The foundations were laid in 2000 for the fundamental restructuring of Cera Ancora and of Cera, with approval granted on 12 and 13 January 2001 respectively. The restructuring programmes were carried out in implementation of a settlement reached in conclusion of a legal dispute which went back to the merger in 1998 of CERA Bank, ABB Insurance and Kredietbank.
The restructuring of Cera Ancora led on the one hand to the conversion of Cera Ancora SA to Almancora SCA, the splitting of the Almancora shares, so that the capital of the company was represented by 55,929,510 shares, and an increase (through contributions and purchase) of the participating interest in Almanij to 55,929,510 shares (28.56%). On the other hand, the restructuring of Cera gave Cera members the right to three Almancora shares for each cooperative D-share surrendered on withdrawel.
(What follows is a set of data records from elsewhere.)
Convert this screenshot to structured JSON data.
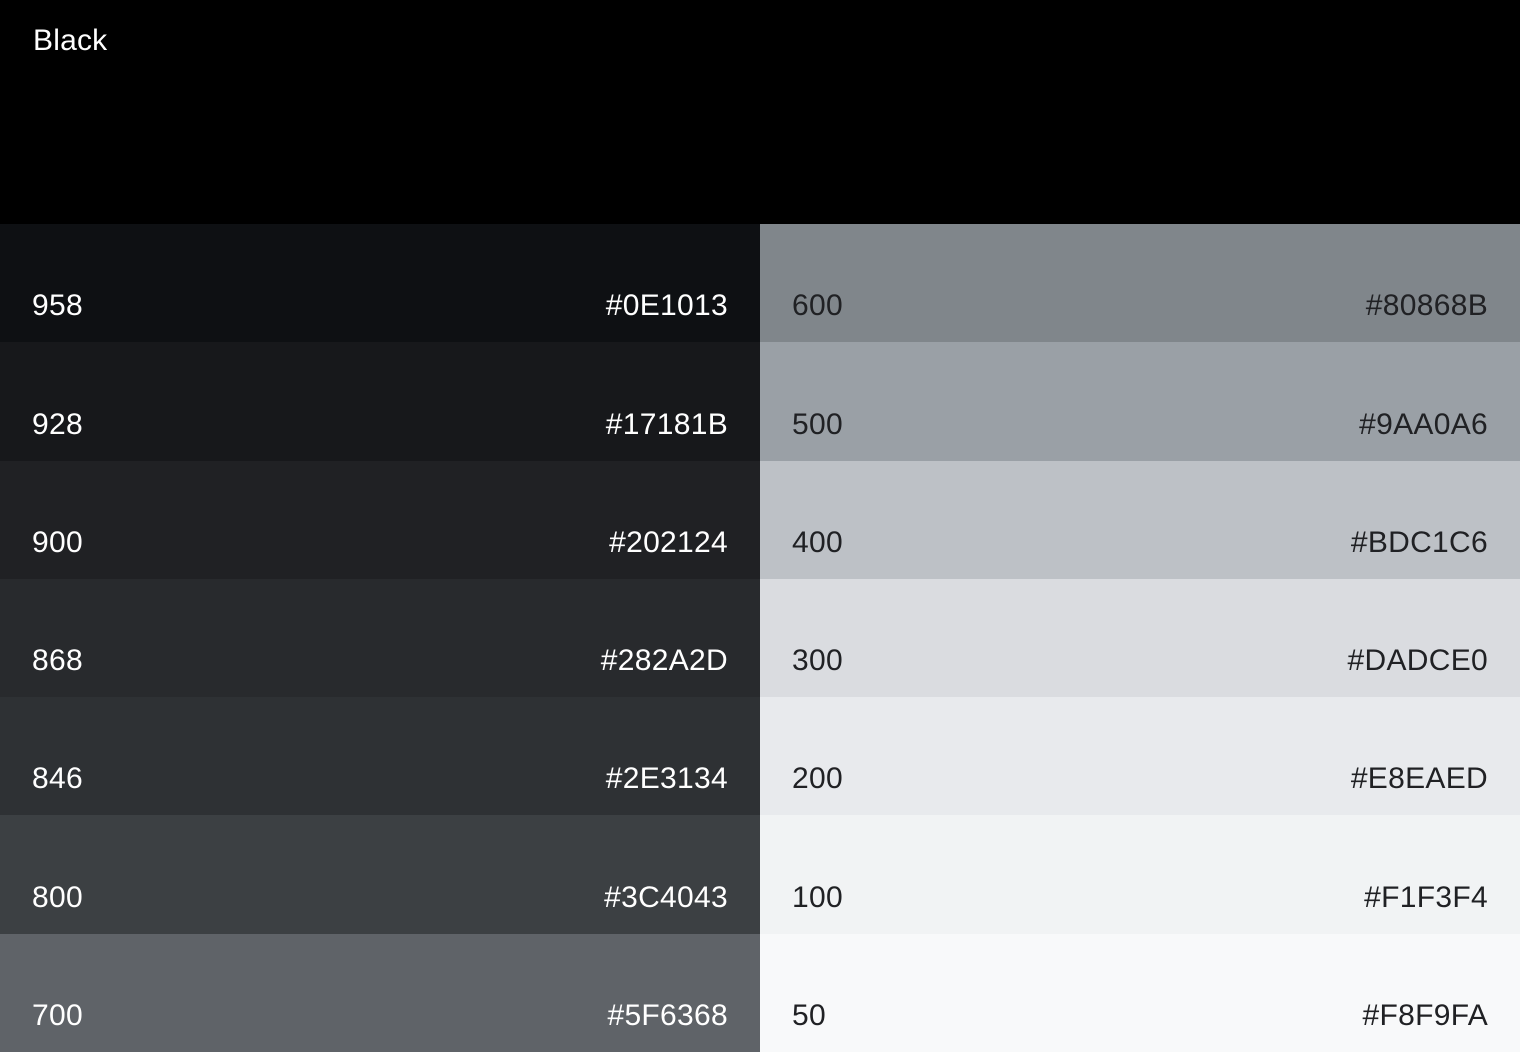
{
  "palette": {
    "name": "Black",
    "header_background": "#000000",
    "header_text_color": "#FFFFFF",
    "columns": [
      {
        "name": "dark-shades",
        "text_color": "#FFFFFF",
        "swatches": [
          {
            "tone": "958",
            "hex": "#0E1013"
          },
          {
            "tone": "928",
            "hex": "#17181B"
          },
          {
            "tone": "900",
            "hex": "#202124"
          },
          {
            "tone": "868",
            "hex": "#282A2D"
          },
          {
            "tone": "846",
            "hex": "#2E3134"
          },
          {
            "tone": "800",
            "hex": "#3C4043"
          },
          {
            "tone": "700",
            "hex": "#5F6368"
          }
        ]
      },
      {
        "name": "light-shades",
        "text_color": "#202124",
        "swatches": [
          {
            "tone": "600",
            "hex": "#80868B"
          },
          {
            "tone": "500",
            "hex": "#9AA0A6"
          },
          {
            "tone": "400",
            "hex": "#BDC1C6"
          },
          {
            "tone": "300",
            "hex": "#DADCE0"
          },
          {
            "tone": "200",
            "hex": "#E8EAED"
          },
          {
            "tone": "100",
            "hex": "#F1F3F4"
          },
          {
            "tone": "50",
            "hex": "#F8F9FA"
          }
        ]
      }
    ]
  }
}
Almancora received its first stock market listing on 4 April 2001. Since that date, it was possible to trade the shares freely in the ‘double fixing’ segment at Euronext Brussels.
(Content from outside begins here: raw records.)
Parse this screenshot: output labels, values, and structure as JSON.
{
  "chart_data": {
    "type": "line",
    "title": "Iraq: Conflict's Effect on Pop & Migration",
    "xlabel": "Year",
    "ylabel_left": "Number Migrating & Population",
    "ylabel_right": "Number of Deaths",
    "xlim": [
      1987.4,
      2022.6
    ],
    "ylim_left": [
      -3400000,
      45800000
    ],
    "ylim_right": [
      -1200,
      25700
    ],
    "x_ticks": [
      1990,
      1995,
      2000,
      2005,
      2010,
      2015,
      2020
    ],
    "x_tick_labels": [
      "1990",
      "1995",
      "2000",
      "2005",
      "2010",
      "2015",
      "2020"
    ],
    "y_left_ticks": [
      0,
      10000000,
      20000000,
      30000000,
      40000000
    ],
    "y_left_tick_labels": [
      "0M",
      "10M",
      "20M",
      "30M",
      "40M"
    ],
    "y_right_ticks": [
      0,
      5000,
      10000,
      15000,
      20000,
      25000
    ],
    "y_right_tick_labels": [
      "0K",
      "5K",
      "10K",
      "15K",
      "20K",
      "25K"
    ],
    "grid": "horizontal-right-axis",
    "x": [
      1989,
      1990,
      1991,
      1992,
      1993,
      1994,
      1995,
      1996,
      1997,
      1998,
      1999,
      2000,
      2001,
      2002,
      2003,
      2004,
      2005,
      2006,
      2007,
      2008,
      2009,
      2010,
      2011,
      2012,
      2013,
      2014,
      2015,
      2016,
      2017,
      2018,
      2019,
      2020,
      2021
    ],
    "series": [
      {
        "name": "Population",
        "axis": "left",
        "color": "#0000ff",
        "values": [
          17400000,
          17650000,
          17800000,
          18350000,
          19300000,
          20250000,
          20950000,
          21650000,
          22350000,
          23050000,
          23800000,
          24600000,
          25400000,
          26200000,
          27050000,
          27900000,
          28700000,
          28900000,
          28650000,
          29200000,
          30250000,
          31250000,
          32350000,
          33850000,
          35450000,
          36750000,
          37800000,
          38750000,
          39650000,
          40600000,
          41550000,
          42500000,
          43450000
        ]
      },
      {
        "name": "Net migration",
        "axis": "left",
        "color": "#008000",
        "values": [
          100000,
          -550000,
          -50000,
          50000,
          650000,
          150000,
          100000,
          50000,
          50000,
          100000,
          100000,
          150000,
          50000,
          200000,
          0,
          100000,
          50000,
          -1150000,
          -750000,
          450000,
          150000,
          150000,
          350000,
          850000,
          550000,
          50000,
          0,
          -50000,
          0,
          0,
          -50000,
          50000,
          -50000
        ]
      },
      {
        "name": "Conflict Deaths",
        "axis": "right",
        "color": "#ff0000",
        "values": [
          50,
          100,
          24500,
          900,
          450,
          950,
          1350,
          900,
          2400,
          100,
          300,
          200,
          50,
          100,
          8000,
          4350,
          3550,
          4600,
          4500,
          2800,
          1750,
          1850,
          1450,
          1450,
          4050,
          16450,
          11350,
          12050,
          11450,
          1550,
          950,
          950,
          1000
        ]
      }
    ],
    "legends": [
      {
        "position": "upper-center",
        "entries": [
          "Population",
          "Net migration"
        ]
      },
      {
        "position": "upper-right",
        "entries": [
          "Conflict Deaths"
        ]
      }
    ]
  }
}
KBC Ancora (formerly Almancora) Prospectus 2001, published at the time of the IPO on 4 April 2001: French / Dutch
On 2 March 2005 the structure of the Almanij/KBC group was simplified by means of a merger in the form of the acquisition of Almanij by KBC Bancassurance Holding.
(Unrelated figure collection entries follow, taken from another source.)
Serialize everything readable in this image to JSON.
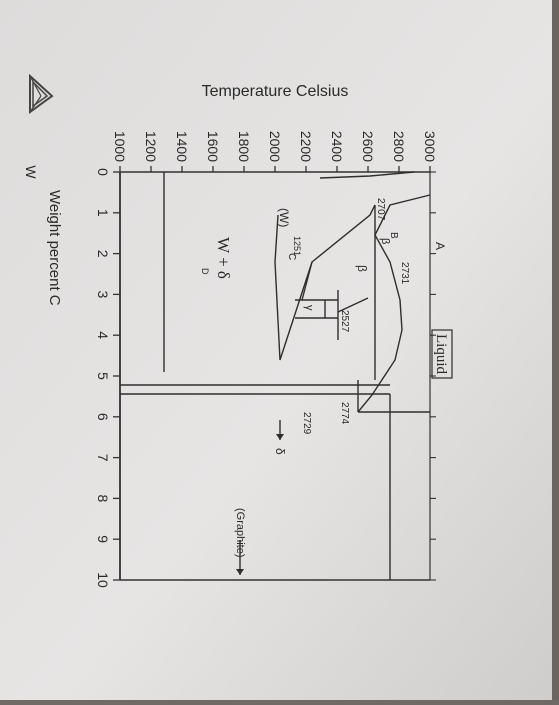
{
  "diagram": {
    "y_axis_title": "Temperature Celsius",
    "x_axis_title": "Weight percent C",
    "x_ticks": [
      "0",
      "1",
      "2",
      "3",
      "4",
      "5",
      "6",
      "7",
      "8",
      "9",
      "10"
    ],
    "y_ticks": [
      "1000",
      "1200",
      "1400",
      "1600",
      "1800",
      "2000",
      "2200",
      "2400",
      "2600",
      "2800",
      "3000"
    ],
    "x_start_label": "W",
    "phase_labels": {
      "liquid": "Liquid",
      "w_delta": "W + δ",
      "w": "(W)",
      "graphite": "(Graphite)",
      "beta": "β",
      "beta_small": "β",
      "gamma": "γ",
      "delta": "δ",
      "a": "A",
      "b": "B",
      "c": "C",
      "d": "D"
    },
    "temperature_labels": {
      "t2707": "2707",
      "t2731": "2731",
      "t2527": "2527",
      "t2774": "2774",
      "t2729": "2729",
      "t1251": "1251"
    }
  },
  "chart_data": {
    "type": "phase-diagram",
    "xlabel": "Weight percent C",
    "ylabel": "Temperature Celsius",
    "xlim": [
      0,
      10
    ],
    "ylim": [
      1000,
      3000
    ],
    "x_ticks": [
      0,
      1,
      2,
      3,
      4,
      5,
      6,
      7,
      8,
      9,
      10
    ],
    "y_ticks": [
      1000,
      1200,
      1400,
      1600,
      1800,
      2000,
      2200,
      2400,
      2600,
      2800,
      3000
    ],
    "invariant_temperatures": [
      2707,
      2731,
      2527,
      2774,
      2729,
      1251
    ]
  }
}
The merger to form KBC Group had a number of important consequences for Almancora:
- As a result of the merger Almancora acquired KBC Group shares on 2 March 2005, based on an exchange ratio of 1.35 KBC Group shares for each Almanij share.
- Until the merger the shareholder stability of the Almanij/ KBC group was guaranteed by Cera, Almancora and the Other Permanent Shareholders via a shareholder agreement. Following the merger this was replaced by a new shareholder agreement, to which MRBB also became a party. The core shareholders of the KBC group were henceforth Cera, Almancora, MRBB and the Other Permanent Shareholders.
- The disappearance of Almanij also brought to an end the reserving of profit at Almanij level.
On 15 June 2007 the company name Almancora was changed to KBC Ancora and the Almancora share was split by a factor of 1.4 (seven new KBC Ancora shares per five existing Almancora shares). The purpose of these two changes was to make the link between the KBC Ancora share and the KBC Group share even more explicit.
The split also means that since 15 June 2007, Cera members who withdraw with their D-shares have the right to receive 4.2 KBC Ancora shares in exchange for each D-share surrendered. This 'reimbursement on withdrawal' means that the proportion of Cera's participation in KBC Ancora to be distributed will decline steadily over time.
Since 15 June 2007 the KBC Ancora share has been listed on the continuous segment of the NYSE Euronext Brussels stock exchange.
On 8 August 2007, Cera and KBC Ancora reported that their joint participating interest in KBC Group had been increased to over 30%. Exceeding the 30% threshold is important in the context of the law on public takeover bids which came into effect in Belgium on 1 September 2007. Under this law, participating interests of more than 30% which were in existance at the time the law came into force are exempt from any obligation to issue a bid.